Axial contrast-enhanced magnetic resonance image obtained in a patient with recurrent disc herniation at L5-S1 prior to undergoing removal by a MED.

The standard surgical technique for recurrence utilizes a more extensive tissue dissection to aid with exposure.[13] Increased visualization facilitates tissue manipulation and increases the surgeon's understanding of the exposed anatomy. For this reason, despite acceptance of the MED technique, previous surgery in the same anatomical distribution is considered a contraindication to MED.[6] The increased morbidity associated with repeated surgery may be partially related to operating in an area without smooth tissue planes and with distorted anatomy.

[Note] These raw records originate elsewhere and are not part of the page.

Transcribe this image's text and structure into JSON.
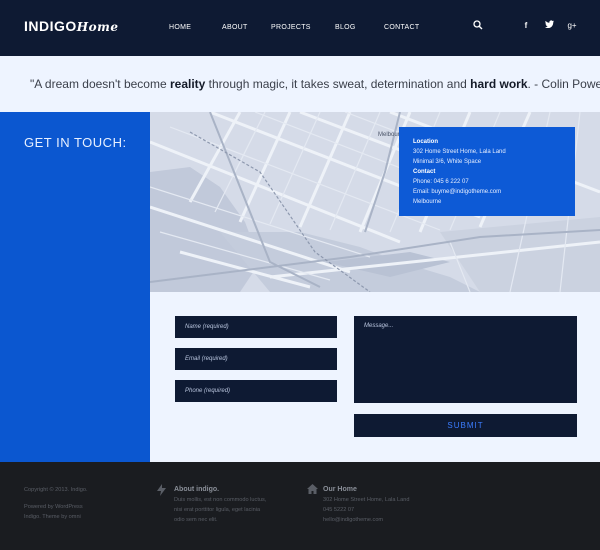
{
  "brand": {
    "logo_main": "INDIGO",
    "logo_script": "Home"
  },
  "nav": [
    "HOME",
    "ABOUT",
    "PROJECTS",
    "BLOG",
    "CONTACT"
  ],
  "header_icons": [
    "search-icon",
    "facebook-icon",
    "twitter-icon",
    "google-plus-icon"
  ],
  "quote": {
    "part1": "\"A dream doesn't become ",
    "bold1": "reality",
    "part2": " through magic, it takes sweat, determination and ",
    "bold2": "hard work",
    "part3": ". - Colin Powell"
  },
  "contact": {
    "title": "GET IN TOUCH:",
    "map_label": "Melbourne",
    "location_label": "Location",
    "address1": "302 Home Street Home, Lala Land",
    "address2": "Minimal 3/6, White Space",
    "contact_label": "Contact",
    "phone": "Phone: 045 6 222 07",
    "email": "Email: buyme@indigotheme.com",
    "city": "Melbourne"
  },
  "form": {
    "name_placeholder": "Name (required)",
    "email_placeholder": "Email (required)",
    "phone_placeholder": "Phone (required)",
    "message_placeholder": "Message...",
    "submit_label": "SUBMIT"
  },
  "footer": {
    "copyright": "Copyright © 2013. Indigo.",
    "powered1": "Powered by WordPress",
    "powered2": "Indigo. Theme by omni",
    "about_title": "About indigo.",
    "about_l1": "Duis mollis, est non commodo luctus,",
    "about_l2": "nisi erat porttitor ligula, eget lacinia",
    "about_l3": "odio sem nec elit.",
    "home_title": "Our Home",
    "home_l1": "302 Home Street Home, Lala Land",
    "home_l2": "045 5222 07",
    "home_l3": "hello@indigotheme.com"
  }
}
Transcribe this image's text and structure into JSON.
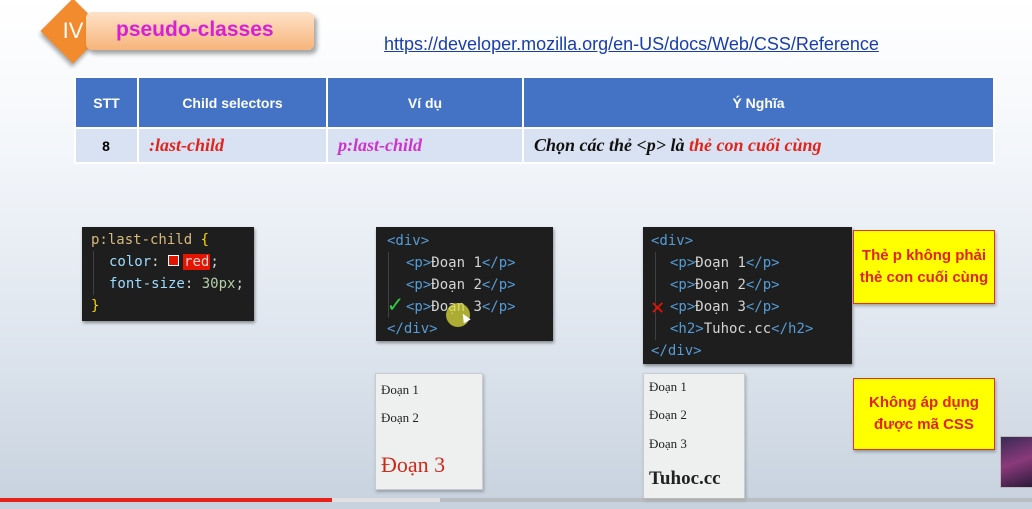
{
  "header": {
    "roman_numeral": "IV",
    "title": "pseudo-classes",
    "reference_url": "https://developer.mozilla.org/en-US/docs/Web/CSS/Reference"
  },
  "table": {
    "headers": [
      "STT",
      "Child selectors",
      "Ví dụ",
      "Ý Nghĩa"
    ],
    "row": {
      "stt": "8",
      "selector": ":last-child",
      "example": "p:last-child",
      "meaning_prefix": "Chọn các thẻ <p> là ",
      "meaning_highlight": "thẻ con cuối cùng"
    }
  },
  "css_code": {
    "selector": "p:last-child",
    "open_brace": "{",
    "prop1": "color",
    "val1": "red",
    "prop2": "font-size",
    "val2": "30px",
    "close_brace": "}"
  },
  "html_code_1": {
    "open_div": "<div>",
    "lines": [
      "Đoạn 1",
      "Đoạn 2",
      "Đoạn 3"
    ],
    "close_div": "</div>",
    "check_mark": "✓"
  },
  "html_code_2": {
    "open_div": "<div>",
    "lines": [
      "Đoạn 1",
      "Đoạn 2",
      "Đoạn 3"
    ],
    "h2_text": "Tuhoc.cc",
    "close_div": "</div>",
    "cross_mark": "✕"
  },
  "preview_1": {
    "p1": "Đoạn 1",
    "p2": "Đoạn 2",
    "p3": "Đoạn 3"
  },
  "preview_2": {
    "p1": "Đoạn 1",
    "p2": "Đoạn 2",
    "p3": "Đoạn 3",
    "h2": "Tuhoc.cc"
  },
  "notes": {
    "note1": "Thẻ p không phải thẻ con cuối cùng",
    "note2": "Không áp dụng được mã CSS"
  },
  "video": {
    "played_fraction": 0.322,
    "buffered_fraction": 0.426
  },
  "colors": {
    "header_bg": "#4472c4",
    "row_bg": "#d9e2f3",
    "selector_red": "#e0241b",
    "example_magenta": "#cc33cc",
    "note_yellow": "#ffff00"
  }
}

This is known to increase the risks of surgery[5,18,19,20,21,22] as well as postoperative pain. It is understandable given this distortion of anatomy and increased risks that one would want to maximize the area seen, not limit it as one does when working with an endoscope. Despite that, once comfortable with the use of an endoscope, we do not believe that we are "limited." By way of example, we present our experience in reoperation using the MED technique.